EX-10.14 6 a07-2771_1ex10d14.htm EX-10.15

Exhibit 10.14

DESCRIPTION OF COMPENSATION ARRANGEMENTS FOR NON-EMPLOYEE DIRECTORS

For the period April 2006 through March 2007, directors who are not employees of State Street or the Bank received the following compensation:

·                                       Annual retainer—$65,000, payable at their election in shares of the Registrant’s common stock or in cash;

·                                       Meeting fees—$1,500 for each Board and committee meeting attended, payable in cash;

·                                       A deferred stock award in an amount equal to $105,000 divided by the closing price of the stock on April 18, 2006 (together with additional stock amounts to reflect dividend and distribution amounts paid during deferral);

·                                       An additional annual retainer for the Lead Director of $25,000, payable in cash;

·                                       An additional annual retainer for the Examining and Audit Committee Chair of $20,000, payable in cash;

·                                       An additional annual retainer for each other Committee Chair of $10,000, payable in cash;

·                                       An additional annual retainer for each member of the Examining and Audit Committee, other than the Chair, of $5,000, payable in cash; and

·                                       A pro-rated annual retainer and deferred stock award for any director who was elected to the Board after the 2006 Annual Meeting.

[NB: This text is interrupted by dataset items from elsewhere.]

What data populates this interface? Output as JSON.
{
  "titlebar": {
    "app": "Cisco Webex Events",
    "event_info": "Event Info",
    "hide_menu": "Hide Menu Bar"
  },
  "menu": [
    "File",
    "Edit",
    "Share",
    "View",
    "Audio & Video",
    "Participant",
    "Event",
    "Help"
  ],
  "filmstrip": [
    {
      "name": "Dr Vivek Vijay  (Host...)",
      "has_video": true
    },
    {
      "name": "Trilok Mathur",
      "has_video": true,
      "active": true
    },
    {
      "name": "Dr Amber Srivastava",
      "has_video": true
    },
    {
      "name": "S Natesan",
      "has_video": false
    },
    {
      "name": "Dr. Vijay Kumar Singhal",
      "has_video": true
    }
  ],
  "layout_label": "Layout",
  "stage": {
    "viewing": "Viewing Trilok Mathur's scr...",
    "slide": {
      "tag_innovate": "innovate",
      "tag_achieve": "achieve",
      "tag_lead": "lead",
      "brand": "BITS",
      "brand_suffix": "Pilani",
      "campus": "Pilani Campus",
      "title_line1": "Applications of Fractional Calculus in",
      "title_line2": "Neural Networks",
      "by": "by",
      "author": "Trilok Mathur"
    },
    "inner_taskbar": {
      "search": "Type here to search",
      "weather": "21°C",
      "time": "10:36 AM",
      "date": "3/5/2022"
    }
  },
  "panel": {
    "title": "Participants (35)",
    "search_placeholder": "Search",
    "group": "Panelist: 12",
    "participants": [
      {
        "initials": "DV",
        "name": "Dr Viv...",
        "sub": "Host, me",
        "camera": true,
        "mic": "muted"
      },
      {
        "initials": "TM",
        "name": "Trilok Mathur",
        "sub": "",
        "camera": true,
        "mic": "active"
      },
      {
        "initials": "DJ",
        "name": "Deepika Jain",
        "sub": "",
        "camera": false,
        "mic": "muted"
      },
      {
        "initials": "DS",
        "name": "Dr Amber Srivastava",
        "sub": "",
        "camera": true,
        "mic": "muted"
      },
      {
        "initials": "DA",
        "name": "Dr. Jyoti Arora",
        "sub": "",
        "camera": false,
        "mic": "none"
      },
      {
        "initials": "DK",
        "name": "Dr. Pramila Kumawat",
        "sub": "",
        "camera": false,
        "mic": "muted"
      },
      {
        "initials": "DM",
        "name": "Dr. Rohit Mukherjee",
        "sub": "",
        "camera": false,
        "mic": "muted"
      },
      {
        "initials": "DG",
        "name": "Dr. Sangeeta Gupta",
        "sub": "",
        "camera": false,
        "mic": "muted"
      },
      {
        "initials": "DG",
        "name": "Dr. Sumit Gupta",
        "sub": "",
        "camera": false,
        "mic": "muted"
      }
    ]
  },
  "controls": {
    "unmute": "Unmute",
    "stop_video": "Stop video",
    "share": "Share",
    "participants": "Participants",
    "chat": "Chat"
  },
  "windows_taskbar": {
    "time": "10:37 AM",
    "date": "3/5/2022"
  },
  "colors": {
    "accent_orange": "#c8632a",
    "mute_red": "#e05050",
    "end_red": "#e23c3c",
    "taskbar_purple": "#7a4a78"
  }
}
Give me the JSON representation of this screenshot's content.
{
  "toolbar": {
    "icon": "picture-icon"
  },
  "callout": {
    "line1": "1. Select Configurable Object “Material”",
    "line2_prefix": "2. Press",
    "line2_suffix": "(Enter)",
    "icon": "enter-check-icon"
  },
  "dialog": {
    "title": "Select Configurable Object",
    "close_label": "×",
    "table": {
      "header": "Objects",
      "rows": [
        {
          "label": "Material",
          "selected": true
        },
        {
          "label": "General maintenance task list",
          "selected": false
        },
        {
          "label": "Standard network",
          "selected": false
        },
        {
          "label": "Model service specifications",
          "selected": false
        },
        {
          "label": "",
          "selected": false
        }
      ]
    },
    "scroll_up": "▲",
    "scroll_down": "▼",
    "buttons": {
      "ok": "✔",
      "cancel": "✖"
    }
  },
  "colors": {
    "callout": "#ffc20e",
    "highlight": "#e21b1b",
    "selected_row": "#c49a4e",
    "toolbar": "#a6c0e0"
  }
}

For this period, three outside directors elected to receive their annual retainers in cash, and all other outside directors elected to receive their annual retainers in shares of common stock.  The directors could elect to defer either 50% or 100% of fees and compensation payable during any calendar year pursuant to the Registrant’s Deferred Compensation Plan for Directors (the “Directors’ Plan”), until after the director leaves the Board or attains a specified age. Under the Directors’ Plan, deferred cash amounts accrue interest during deferral at a rate equal to the effective yield on 360-day Treasury bills, and deferred stock amounts are adjusted to reflect dividend and distribution amounts paid during deferral. Four directors elected to defer compensation under the Directors’ Plan.